Now it’s CNNMoney’s turn to spread the “can’t find workers” meme.
The headline reads “Northeast Indiana: Hundreds of factory jobs go unfilled.” There’s the counterintuitive top that talks about how even in a recession with high unemployment, manufacturers can’t fill their openings.
Then there’s the head of the Indiana Chamber of Commerce’s workforce development program—these types of sources are almost always in these stories and they’re often the flacks behind them—who talks about all the druggies and welfare bums filling out applications:
“Applicants are failing drug tests,” she said. “Some apply and then decide they want to wait until their unemployment benefit runs out before taking a factory job.”
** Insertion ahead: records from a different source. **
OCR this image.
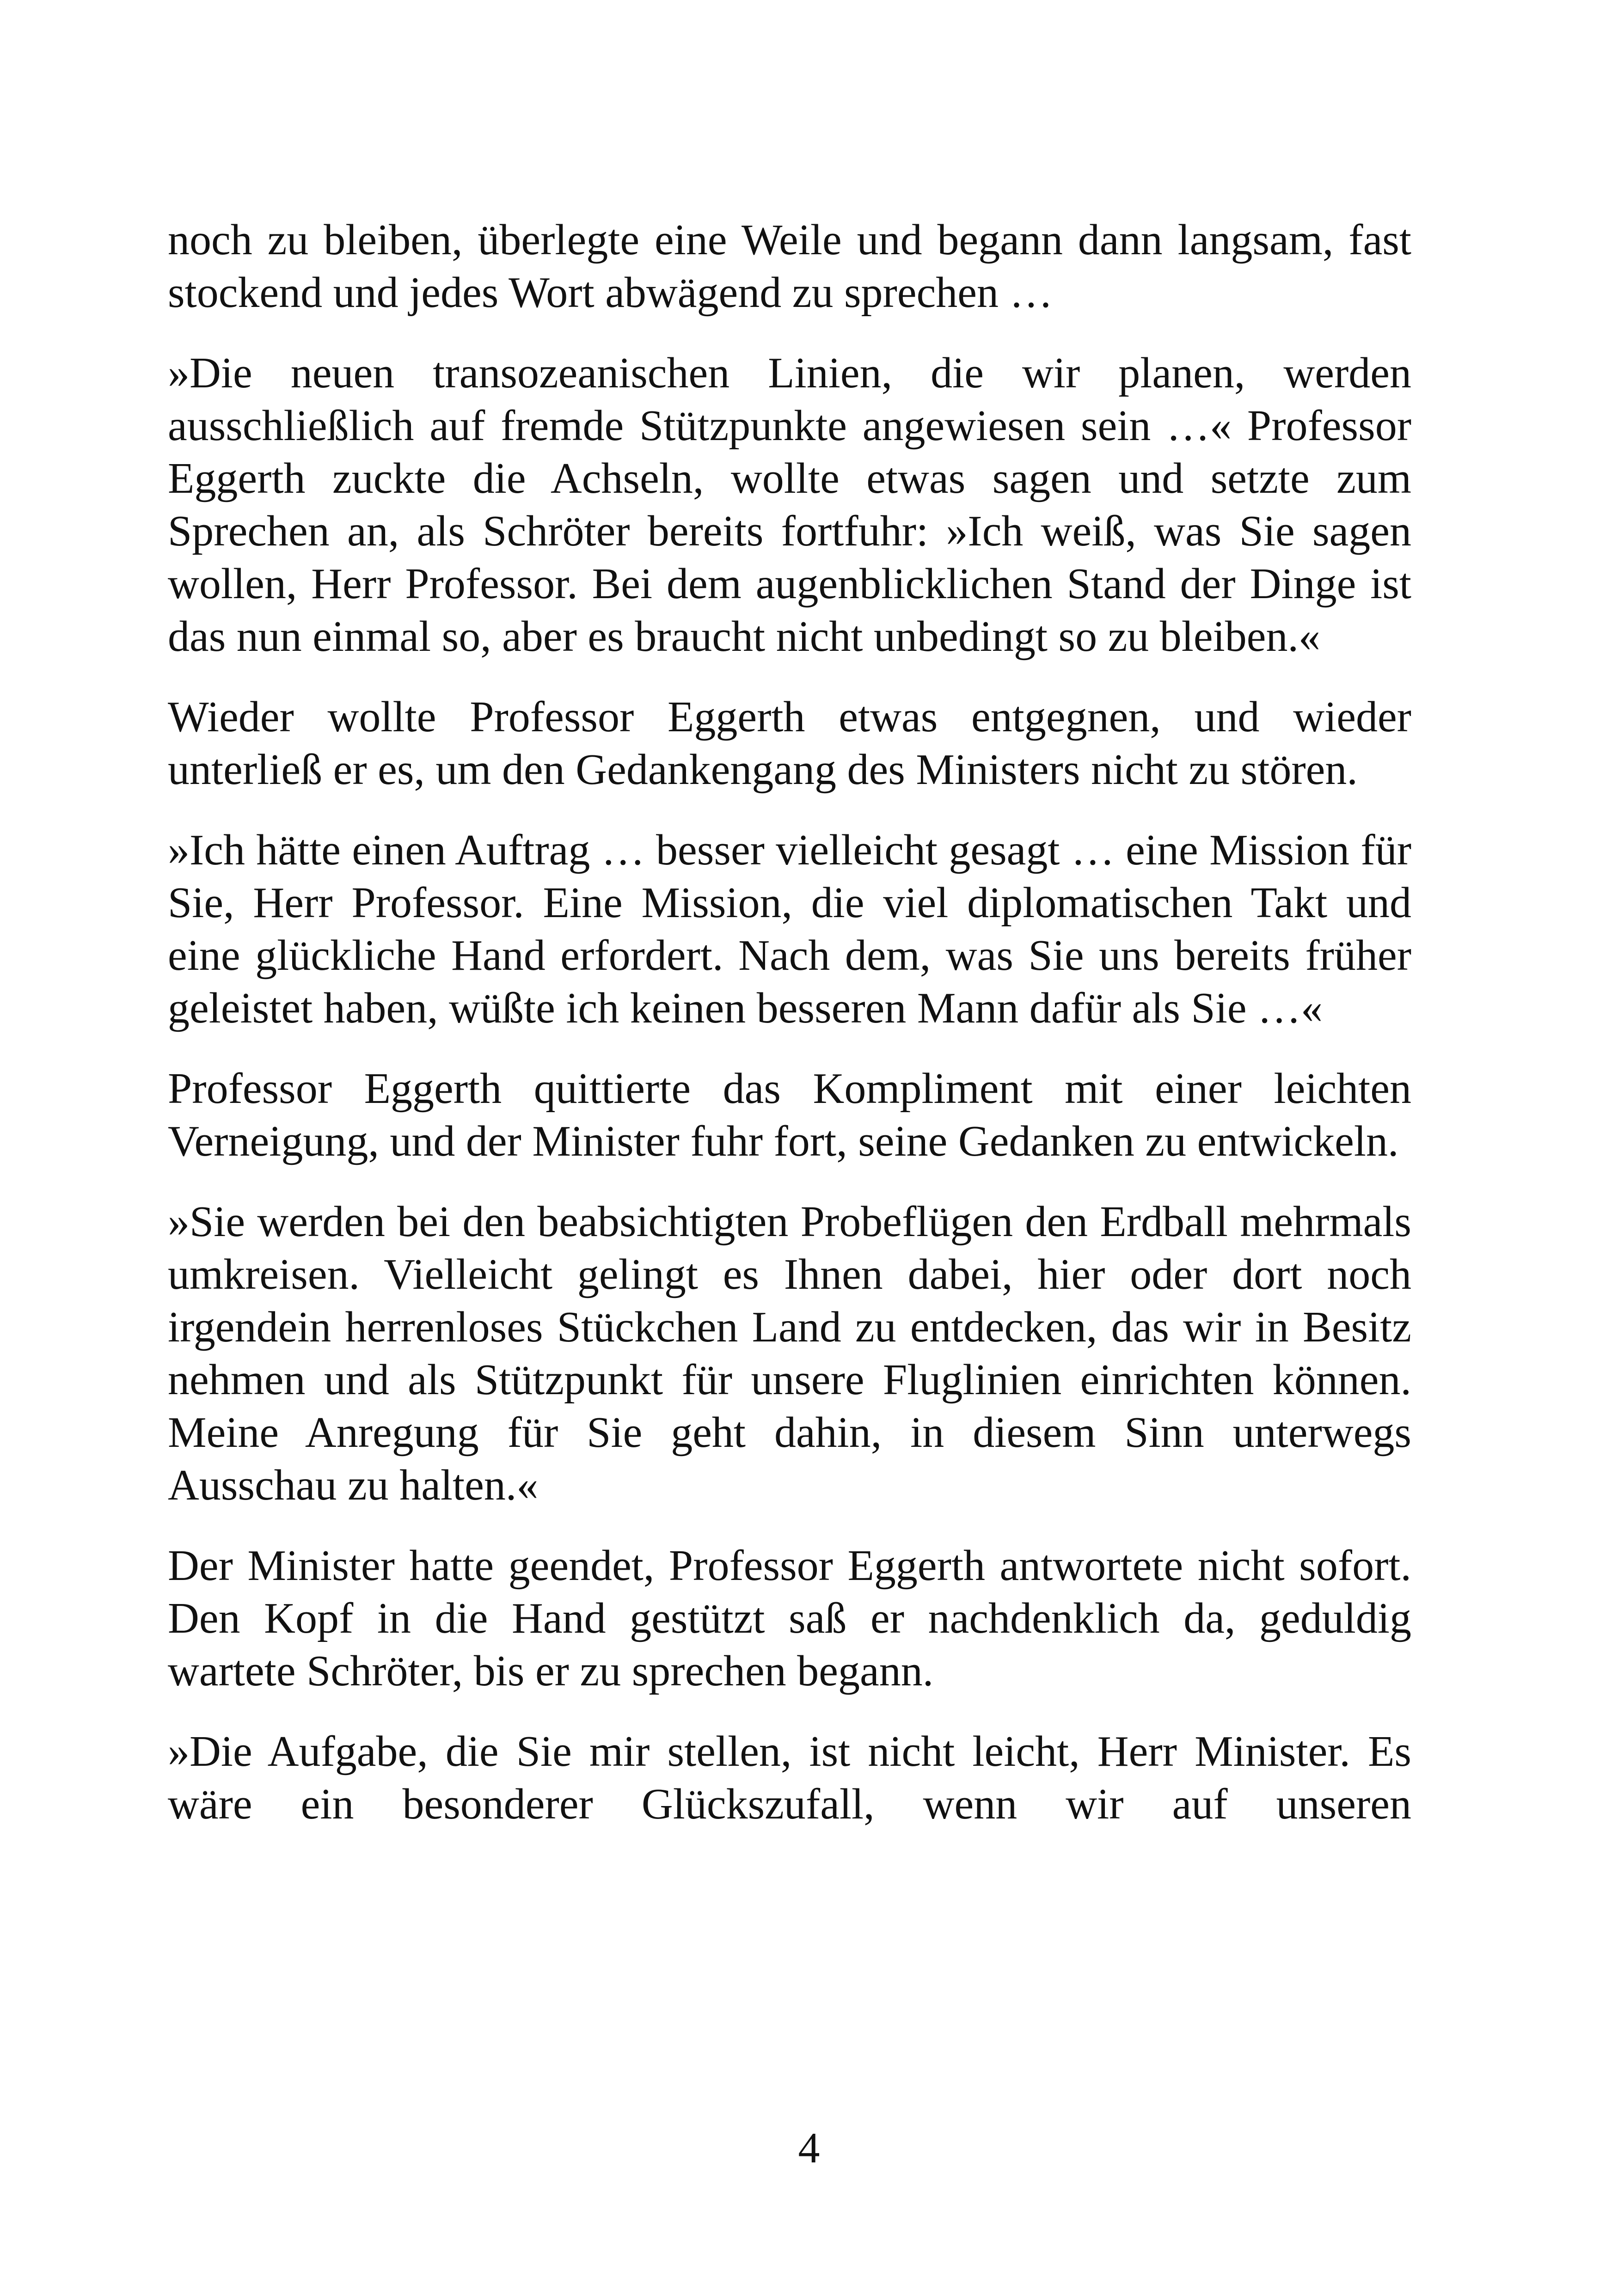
noch zu bleiben, überlegte eine Weile und begann dann langsam, fast stockend und jedes Wort abwägend zu sprechen …

»Die neuen transozeanischen Linien, die wir planen, werden ausschließlich auf fremde Stützpunkte angewiesen sein …« Professor Eggerth zuckte die Achseln, wollte etwas sagen und setzte zum Sprechen an, als Schröter bereits fortfuhr: »Ich weiß, was Sie sagen wollen, Herr Professor. Bei dem augenblicklichen Stand der Dinge ist das nun einmal so, aber es braucht nicht unbedingt so zu bleiben.«

Wieder wollte Professor Eggerth etwas entgegnen, und wieder unterließ er es, um den Gedankengang des Ministers nicht zu stören.

»Ich hätte einen Auftrag … besser vielleicht gesagt … eine Mission für Sie, Herr Professor. Eine Mission, die viel diplomatischen Takt und eine glückliche Hand erfordert. Nach dem, was Sie uns bereits früher geleistet haben, wüßte ich keinen besseren Mann dafür als Sie …«

Professor Eggerth quittierte das Kompliment mit einer leichten Verneigung, und der Minister fuhr fort, seine Gedanken zu entwickeln.

»Sie werden bei den beabsichtigten Probeflügen den Erdball mehrmals umkreisen. Vielleicht gelingt es Ihnen dabei, hier oder dort noch irgendein herrenloses Stückchen Land zu entdecken, das wir in Besitz nehmen und als Stützpunkt für unsere Fluglinien einrichten können. Meine Anregung für Sie geht dahin, in diesem Sinn unterwegs Ausschau zu halten.«

Der Minister hatte geendet, Professor Eggerth antwortete nicht sofort. Den Kopf in die Hand gestützt saß er nachdenklich da, geduldig wartete Schröter, bis er zu sprechen begann.

»Die Aufgabe, die Sie mir stellen, ist nicht leicht, Herr Minister. Es wäre ein besonderer Glückszufall, wenn wir auf unseren

4
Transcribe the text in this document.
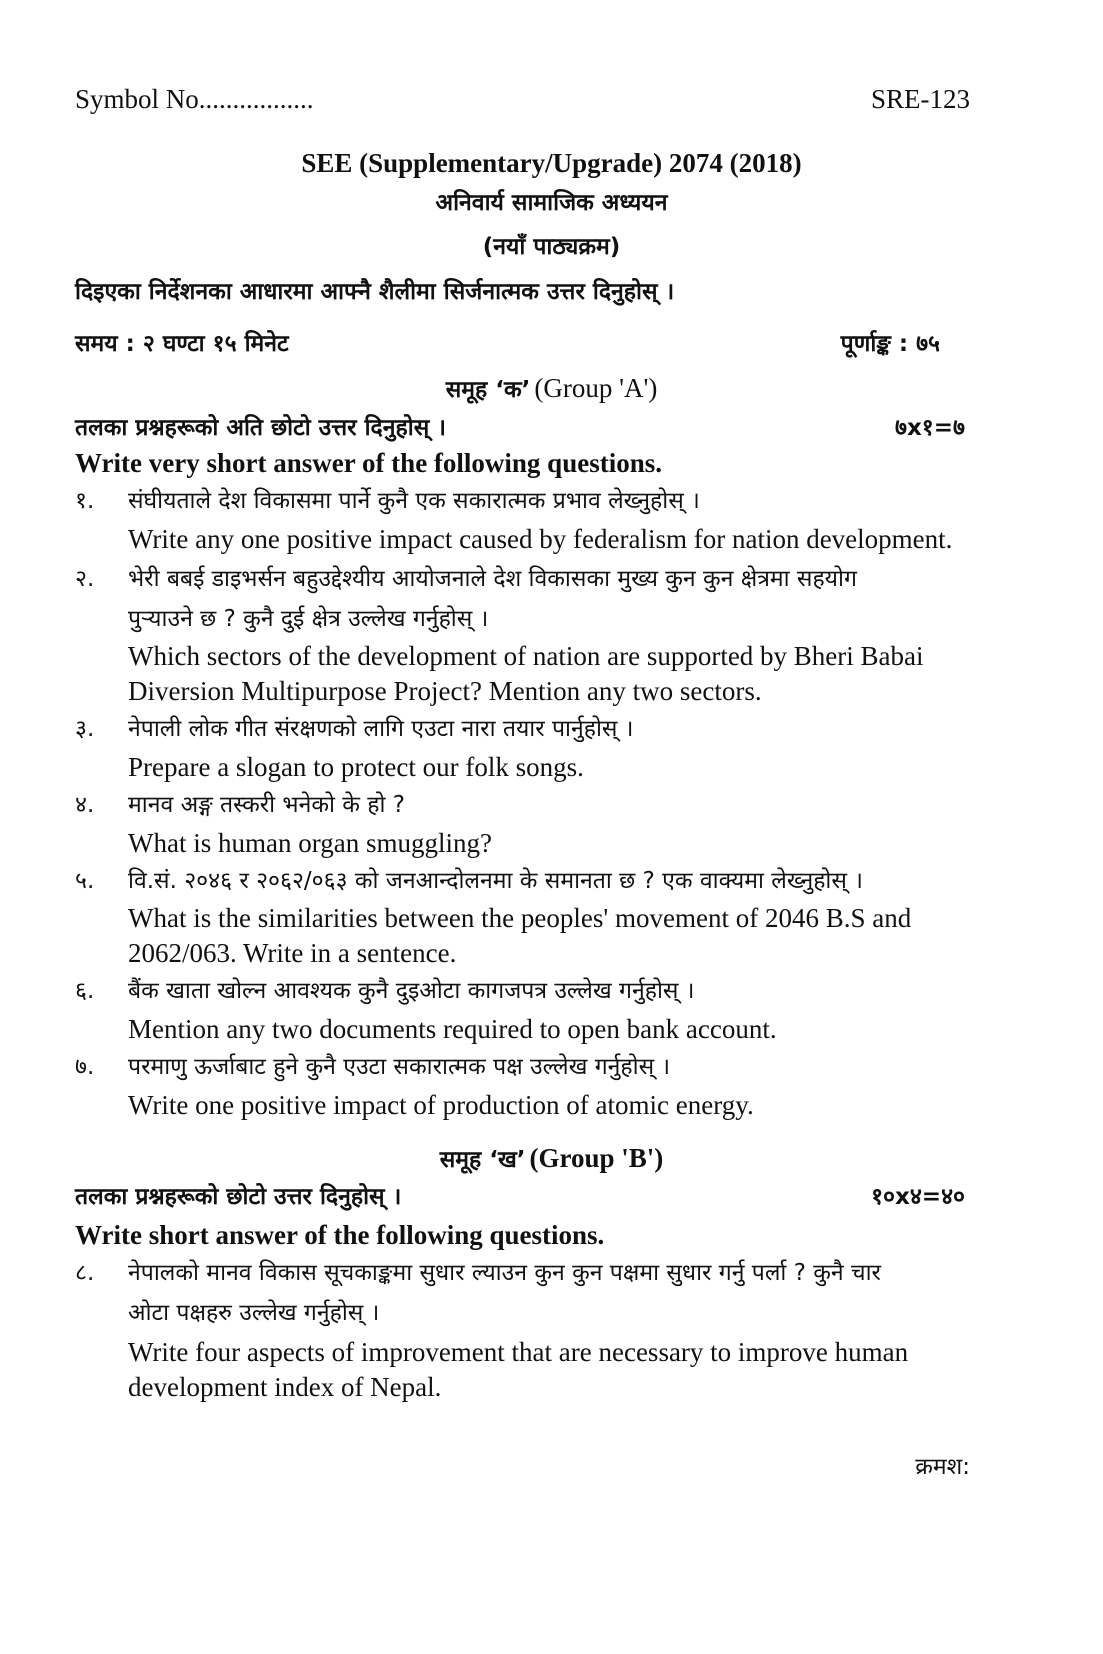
Symbol No.................	SRE-123
SEE (Supplementary/Upgrade) 2074 (2018)
अनिवार्य सामाजिक अध्ययन
(नयाँ पाठ्यक्रम)
दिइएका निर्देशनका आधारमा आफ्नै शैलीमा सिर्जनात्मक उत्तर दिनुहोस् ।
समय : २ घण्टा १५ मिनेट	पूर्णाङ्क : ७५
समूह ‘क’ (Group 'A')
तलका प्रश्नहरूको अति छोटो उत्तर दिनुहोस् ।	७x१=७
Write very short answer of the following questions.
१. संघीयताले देश विकासमा पार्ने कुनै एक सकारात्मक प्रभाव लेख्नुहोस् ।
Write any one positive impact caused by federalism for nation development.
२. भेरी बबई डाइभर्सन बहुउद्देश्यीय आयोजनाले देश विकासका मुख्य कुन कुन क्षेत्रमा सहयोग
पुऱ्याउने छ ? कुनै दुई क्षेत्र उल्लेख गर्नुहोस् ।
Which sectors of the development of nation are supported by Bheri Babai
Diversion Multipurpose Project? Mention any two sectors.
३. नेपाली लोक गीत संरक्षणको लागि एउटा नारा तयार पार्नुहोस् ।
Prepare a slogan to protect our folk songs.
४. मानव अङ्ग तस्करी भनेको के हो ?
What is human organ smuggling?
५. वि.सं. २०४६ र २०६२/०६३ को जनआन्दोलनमा के समानता छ ? एक वाक्यमा लेख्नुहोस् ।
What is the similarities between the peoples' movement of 2046 B.S and
2062/063. Write in a sentence.
६. बैंक खाता खोल्न आवश्यक कुनै दुइओटा कागजपत्र उल्लेख गर्नुहोस् ।
Mention any two documents required to open bank account.
७. परमाणु ऊर्जाबाट हुने कुनै एउटा सकारात्मक पक्ष उल्लेख गर्नुहोस् ।
Write one positive impact of production of atomic energy.
समूह ‘ख’ (Group 'B')
तलका प्रश्नहरूको छोटो उत्तर दिनुहोस् ।	१०x४=४०
Write short answer of the following questions.
८. नेपालको मानव विकास सूचकाङ्कमा सुधार ल्याउन कुन कुन पक्षमा सुधार गर्नु पर्ला ? कुनै चार
ओटा पक्षहरु उल्लेख गर्नुहोस् ।
Write four aspects of improvement that are necessary to improve human
development index of Nepal.
क्रमश:
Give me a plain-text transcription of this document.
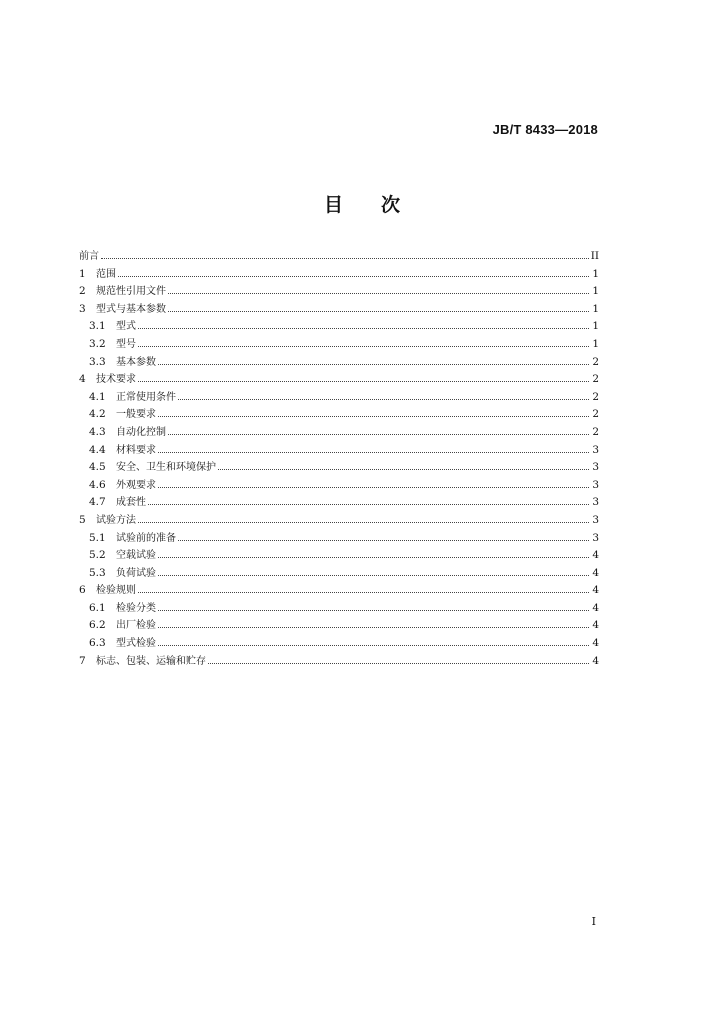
JB/T 8433—2018
目 次
前言	II
1	范围	1
2	规范性引用文件	1
3	型式与基本参数	1
3.1	型式	1
3.2	型号	1
3.3	基本参数	2
4	技术要求	2
4.1	正常使用条件	2
4.2	一般要求	2
4.3	自动化控制	2
4.4	材料要求	3
4.5	安全、卫生和环境保护	3
4.6	外观要求	3
4.7	成套性	3
5	试验方法	3
5.1	试验前的准备	3
5.2	空载试验	4
5.3	负荷试验	4
6	检验规则	4
6.1	检验分类	4
6.2	出厂检验	4
6.3	型式检验	4
7	标志、包装、运输和贮存	4
I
That quote gets at a big hole in this story: There’s zero discussion of what kind of wages these supposedly unfillable jobs actually pay. Indiana unemployment benefits top out at $390 a week (pre-tax), and they only last six months. That’s the equivalent of a less-than-$10-an-hour job. In other words, if lots people are sitting home on the dole rather than taking jobs, as the Chamber of Commerce would have us believe, these manufacturing jobs probably aren’t paying that much more.
Take the main anecdote, a manifold manufacturer that needs 10 new workers and expects to get 500 applications for those jobs:
His challenge: “I’ll have to go through 500 applicants just to get the 10 that I need. And there’s no guarantee that those 10 hires will work out.
Well, yes. And? With a fifty-to-one application-to-job ratio, you’re going to have a lot of noise. But the company expects to hire its ten people, it just wishes it could find more perfectly qualified non-dope smokers in that surplus of labor. So has every boss ever.
If you’re a boss who can’t find qualified employees to work for you in a time of high unemployment, perhaps you’re not offering enough money. But CNNMoney doesn’t even mention wages.
The New Yorker’s James Surowiecki had a critical take on the skills-gap theory being pushed by industry in a good piece last month. He talked to Wharton’s Peter Capelli, who has been one of the most prominent critics of the meme and who pointed to an engineering firm that got 25,000 applications for a job and supposedly couldn’t find a single one that met its standards. Surowiecki:
…the bargaining power that companies have, thanks to the weakness of the job market, has enabled them to adopt very narrow definitions of what count as relevant skills… Businesses are holding out for a combination of John Nash and John Henry, and then complaining when no one fits the bill.
Surowiecki and Capelli point to the disappearance of on-the-job training as a culprit in the helpless-employer phenomenon. Three decades ago, employers trained their “young workers” an average 2.5 weeks a year. Now one survey found that “only twenty-one percent of the employees surveyed had received any training at all over the previous five years.”
Now if you can’t start up in a specific job with no training whatsoever, you’re not hireable. That’s quite a bit different than a structural skills gap. It’s a story about companies that don’t want to invest in their workforces—or who want governments to do it for them.
This "skills shortage" farce was first used by Bill Gates and Microsoft in justifying their efforts of labor arbitrage of reducing labor costs by hiring cheap, entry level, submissive third world workers via the H1B visa, primarily from India and Red China, instead of US STEM workers desiring to work for a living wage.
Then the technique was picked up by the rest of the tech companies, like Google, Apple, Intel, Oracle, etc.
Now the manufacturing employers are using the same fraud.
Joining the fraud are politicians from both sides anxious to receive corporate campaign contributions.
#1 Posted by twins.fan, CJR on Mon 13 Aug 2012 at 01:42 PM
This is total BULL! If the employer was leaving money on the table because of the lack of workers, they would be finding the most qualified candidates and providing training to make up the difference.
#2 Posted by twins.fan, CJR on Mon 13 Aug 2012 at 01:57 PM
With all due respect, Mr. Chittum is flat wrong on this piece. I have been covering employment issues in the process industries for nine years now, and my own research and personal observation indicates that there _are_ jobs going begging. And they are not minimum wage jobs either. The reason they can't be filled is they require skilled workers, either technicians or engineers and we just do not have them. These jobs also aren't in fashionable places to live...Houston, Baton Rouge, Ft McMurray...not garden spots.
#3 Posted by Walt Boyes, CJR on Mon 13 Aug 2012 at 03:56 PM
Whoever does the hiring knows that finding good employees is not an exact science. Most employers I've worked with generally rely on references from present employees to fill vacancies. Otherwise, it's a crap shoot at best. And the employers know it.
Though the agenda of these unnamed employers may be opaque, it seems as if they may be angling for some sort of government subsidy or other form of handout for something they themselves caused with low wages, low benefits and poor working conditions.